A disciple of Southern roots since his days studying composition at UNCSA, the idea for a weekend-long inquiry into Southern roots that’s equally academic and performance based stemmed from a conversation with the school’s chancellor John Mauceri.

“The school is obviously a creative conservatory with a rich scene around it. Take someone in North Carolina, like Martha Bassett or Matt Kendrick; they’ll wake up and play a gospel gig, they’ll go play a folk festival, then they’ll play a jazz gig at night,” Poindexter said. “That to me is what makes our area so unique. There’s this versatility among the musicians. You’ve got the rural country music that’s deeply bred into the area, there’s an original style of blues music that has a lot more in common with folk music and early jazz. These are all from our area and I think that’s something really worth recognizing.”

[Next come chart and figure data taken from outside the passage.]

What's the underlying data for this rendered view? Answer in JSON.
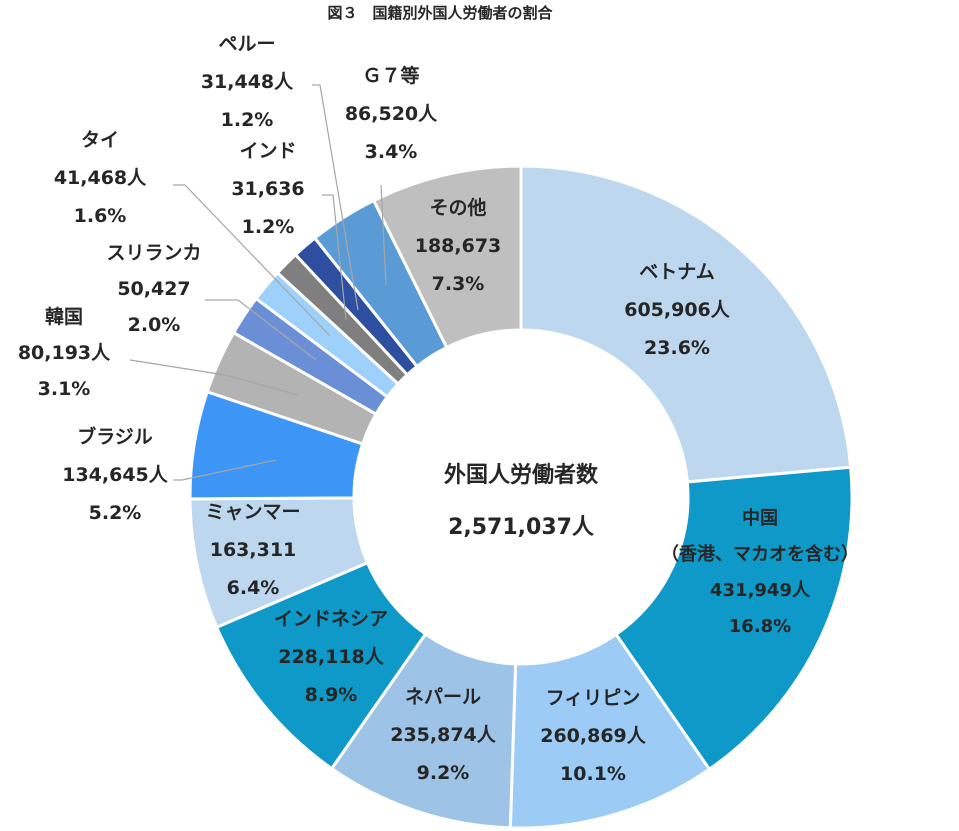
{
  "chart_data": {
    "type": "pie",
    "title": "図３　国籍別外国人労働者の割合",
    "center": {
      "label": "外国人労働者数",
      "value": "2,571,037人"
    },
    "segments": [
      {
        "name": "ベトナム",
        "lines": [
          "ベトナム",
          "605,906人",
          "23.6%"
        ],
        "value": 605906,
        "percent": 23.6,
        "color": "#bdd7ee"
      },
      {
        "name": "中国（香港、マカオを含む）",
        "lines": [
          "中国",
          "（香港、マカオを含む）",
          "431,949人",
          "16.8%"
        ],
        "value": 431949,
        "percent": 16.8,
        "color": "#0f99c8"
      },
      {
        "name": "フィリピン",
        "lines": [
          "フィリピン",
          "260,869人",
          "10.1%"
        ],
        "value": 260869,
        "percent": 10.1,
        "color": "#9ccbf5"
      },
      {
        "name": "ネパール",
        "lines": [
          "ネパール",
          "235,874人",
          "9.2%"
        ],
        "value": 235874,
        "percent": 9.2,
        "color": "#9dc3e6"
      },
      {
        "name": "インドネシア",
        "lines": [
          "インドネシア",
          "228,118人",
          "8.9%"
        ],
        "value": 228118,
        "percent": 8.9,
        "color": "#0f99c8"
      },
      {
        "name": "ミャンマー",
        "lines": [
          "ミャンマー",
          "163,311",
          "6.4%"
        ],
        "value": 163311,
        "percent": 6.4,
        "color": "#bdd7ee"
      },
      {
        "name": "ブラジル",
        "lines": [
          "ブラジル",
          "134,645人",
          "5.2%"
        ],
        "value": 134645,
        "percent": 5.2,
        "color": "#3d95f5"
      },
      {
        "name": "韓国",
        "lines": [
          "韓国",
          "80,193人",
          "3.1%"
        ],
        "value": 80193,
        "percent": 3.1,
        "color": "#b3b3b3"
      },
      {
        "name": "スリランカ",
        "lines": [
          "スリランカ",
          "50,427",
          "2.0%"
        ],
        "value": 50427,
        "percent": 2.0,
        "color": "#6b8fd6"
      },
      {
        "name": "タイ",
        "lines": [
          "タイ",
          "41,468人",
          "1.6%"
        ],
        "value": 41468,
        "percent": 1.6,
        "color": "#9dd0fa"
      },
      {
        "name": "インド",
        "lines": [
          "インド",
          "31,636",
          "1.2%"
        ],
        "value": 31636,
        "percent": 1.2,
        "color": "#7f7f7f"
      },
      {
        "name": "ペルー",
        "lines": [
          "ペルー",
          "31,448人",
          "1.2%"
        ],
        "value": 31448,
        "percent": 1.2,
        "color": "#2e4f9f"
      },
      {
        "name": "Ｇ７等",
        "lines": [
          "Ｇ７等",
          "86,520人",
          "3.4%"
        ],
        "value": 86520,
        "percent": 3.4,
        "color": "#5b9bd5"
      },
      {
        "name": "その他",
        "lines": [
          "その他",
          "188,673",
          "7.3%"
        ],
        "value": 188673,
        "percent": 7.3,
        "color": "#bfbfbf"
      }
    ]
  }
}
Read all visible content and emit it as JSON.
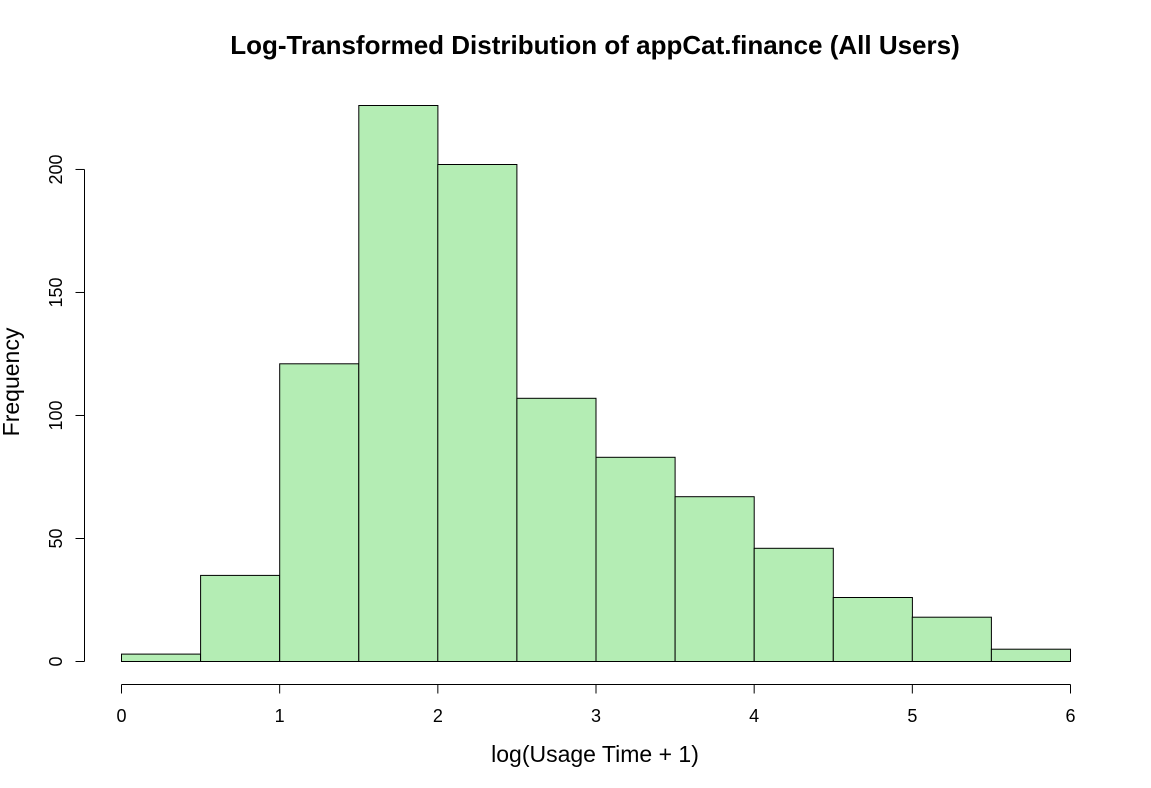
{
  "chart_data": {
    "type": "bar",
    "title": "Log-Transformed Distribution of appCat.finance (All Users)",
    "xlabel": "log(Usage Time + 1)",
    "ylabel": "Frequency",
    "bin_edges": [
      0,
      0.5,
      1,
      1.5,
      2,
      2.5,
      3,
      3.5,
      4,
      4.5,
      5,
      5.5,
      6
    ],
    "values": [
      3,
      35,
      121,
      226,
      202,
      107,
      83,
      67,
      46,
      26,
      18,
      5
    ],
    "xlim": [
      0,
      6
    ],
    "ylim": [
      0,
      226
    ],
    "x_ticks": [
      0,
      1,
      2,
      3,
      4,
      5,
      6
    ],
    "y_ticks": [
      0,
      50,
      100,
      150,
      200
    ],
    "bar_color": "#b4edb4",
    "grid": false,
    "legend": "none"
  }
}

The programming for the very first MAAS, starting this Friday and running through Sunday at various sites in and around the school, is like something out of an Americana aficionado’s fantasy. Among a performance lineup that includes Bassett, celebrated North Carolina-born songwriter and UNCSA alum Jim Lauderdale, and flatpicking master Tony Rice are iconic a handful of iconic artists that originate from outside of Appalachia, but have exerted a pervasive influence throughout roots music nonetheless. Friday night’s opening performance will be headlined by the Del McCoury Band, while the New Orleans brass institution the Preservation Hall Jazz Band will be Saturday night’s main draw.

Poindexter’s outside-the-box vision for MAAS has positioned it as a rather unique experience for those coming simply for the music. A festival favorite, Lauderdale has at some point performed with almost artist on the bill, and the Del McCoury Band and the Preservation Hall Jazz Band are no strangers to collaboration. The two cornerstones of American music offered up the cooperative album American Legacies last year and while most of the artists will be present for the entire weekend, Poindexter promises only the unexpected.

“I will say that there’s a lot of artists coming — ready, willing and collaborative,” he said. “We want to have combinations of people playing together that are surprising, may be a Grammy-winning combination, but also may be something that has never happened before.”

What will most assuredly happen are tributes to some of the scene’s iconic figures that have passed on in recent weeks. Poindexter had originally planned to have Doc Watson interviewed by artists in attendance, but the legendary picker’s ill health and unfortunate passing last week will only allow for a host of memorials to him and his distinguished peer Earl Scruggs, who died in late March.

“Doc to me represents exactly what this is about: a great musician who just absorbs everything around him. If you went to see Doc, you heard spirituals, gospel music, blues, folk tunes, jazz and all with that same wonderful acoustic guitar and easy, soulful voice,” Poindexter said. “To me, he’s the perfect example of what we’re trying to achieve: to show how much this music has in common and how all of these influences can come together and be something really special.”

Watson was also slated to perform at renowned luthier Wayne Henderson’s festival later this month, but the guitar maker that Poindexter calls something of a spiritual guru for musicians will instead bring several of his guitars of varying stages of construction for a craft demonstration, along with doing a little picking. His workshop and the litany of other master’s classes hint at how MAAS will expand in the coming years, but Poindexter noted that the performances will always be a key aspect.

“The idea is eventually we’ll expand it into the summer sessions at the School of the Arts, where people can come and take classes and lessons to learn to play all the different styles of roots music,” he said. “But we’ll always have a healthy listing of concerts that every year will be interesting and surprising.”